Falei com meus pais e com a Cris sobre a vontade que tinha em voltar a estudar e todos foram contra, pois diziam que eu deveria me preocupar com a saúde, já que eu continuava sentindo muitas dores. Mas depois que viram o quanto aquilo era importante para mim, eles resolveram me apoiar. Como o concurso do TCU de 2009 já estava muito próximo, resolvi mudar o foco e voltar a estudar para a Receita Federal, almejando o cargo de auditor-fiscal. E assim fiz”.

Entre tratamentos e estudos

Mesmo sentindo muitas dores, Thales passou a estudar quatro horas por dia, no seguinte esquema: uma no intervalo do almoço e outras três em casa, quando chegava do trabalho à noite. “Nesse período, fiz aplicações de botox por três vezes para tentar diminuir as dores. Costumo brincar com meus amigos dizendo que fiz mais aplicações de botox do que muitas artistas famosas… Em setembro de 2009, foi aberto o concurso para auditor da Receita.

Fiquei todo empolgado, pois, apesar de terem muitas novidades em relação ao edital passado, não tinha nenhuma disciplina que fosse inédita para mim, já que havia estudado todas quando me preparava para a área de controladoria. Cheguei a comentar com alguns amigos que esse era ‘meu concurso’ e que tinha tudo para passar.

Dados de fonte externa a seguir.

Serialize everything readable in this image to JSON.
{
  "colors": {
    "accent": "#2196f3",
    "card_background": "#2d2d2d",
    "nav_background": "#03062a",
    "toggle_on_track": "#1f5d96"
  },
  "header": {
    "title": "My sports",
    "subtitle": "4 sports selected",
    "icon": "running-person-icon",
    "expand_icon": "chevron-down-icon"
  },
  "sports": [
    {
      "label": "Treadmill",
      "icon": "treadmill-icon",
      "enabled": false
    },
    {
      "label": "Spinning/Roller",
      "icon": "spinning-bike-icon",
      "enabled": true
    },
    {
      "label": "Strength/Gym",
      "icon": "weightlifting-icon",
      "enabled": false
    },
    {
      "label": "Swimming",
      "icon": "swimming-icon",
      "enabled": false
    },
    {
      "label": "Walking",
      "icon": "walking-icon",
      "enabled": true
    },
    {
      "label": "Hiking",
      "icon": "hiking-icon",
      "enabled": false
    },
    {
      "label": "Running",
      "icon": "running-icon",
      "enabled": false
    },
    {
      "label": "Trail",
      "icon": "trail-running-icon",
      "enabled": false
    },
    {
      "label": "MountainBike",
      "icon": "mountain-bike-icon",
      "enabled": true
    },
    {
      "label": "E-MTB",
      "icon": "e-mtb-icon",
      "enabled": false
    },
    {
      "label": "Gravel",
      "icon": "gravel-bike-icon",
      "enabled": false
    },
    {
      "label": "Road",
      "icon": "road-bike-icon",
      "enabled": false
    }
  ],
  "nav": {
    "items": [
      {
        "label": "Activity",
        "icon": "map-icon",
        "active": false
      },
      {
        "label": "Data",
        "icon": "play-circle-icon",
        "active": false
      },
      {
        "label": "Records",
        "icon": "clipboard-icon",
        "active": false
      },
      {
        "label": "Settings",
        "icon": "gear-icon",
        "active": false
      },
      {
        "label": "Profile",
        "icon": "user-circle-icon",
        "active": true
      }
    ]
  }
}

Engano meu, pois uma semana depois tive diagnosticado outro tumor na mesma região. Um balde de água fria nos meus planos, até cheguei a fazer a prova, mas já não tinha mais chance. Mais uma vez meu sonho foi adiado por motivo de saúde”.

No período de 2008 a 2010, Thales sofreu exaustivamente com as dores. Mas houve, ao menos nessa fase, uma pausa para a felicidade. Também concurseira, Cris foi aprovada no cargo de analista de controle externo do Tribunal de Contas dos Municípios do Estado do Ceará. “Ela foi uma guerreira, pois conseguiu estudar e cuidar de mim ao mesmo tempo. Lembro que fui para a posse dela ainda me recuperando da terceira cirurgia.

Em 2010, fiz a última intervenção cirúrgica e, graças a Deus, as dores sumiram, mas havia outro problema a ser enfrentado. Foram retirados dois tumores e os dois classificados com de alta malignidade. Por isso, tive que iniciar logo um tratamento e no meu caso o mais indicado era quimioterapia por comprimido. Por consequência, passei a ter diversos efeitos colaterais. Tive que aprender a conviver com crises de labirintites, enjoos e dores musculares. E ainda teve um fato inusitado, comecei a mudar de cor da pele e ficar branco. Costumo brincar dizendo que estou virando o Michael Jackson…”, satiriza ele.

Novo diagnóstico na família

No final de 2011, enquanto ainda enfrentava os efeitos da quimioterapia, Thales resolveu voltar a estudar para o próximo concurso de auditor. Mas as coisas, novamente, não seriam fáceis. “A doença da Cris veio justamente nessa fase da minha vida. Aconteceu em maio de 2012, faltando dois meses para a abertura do edital da Receita.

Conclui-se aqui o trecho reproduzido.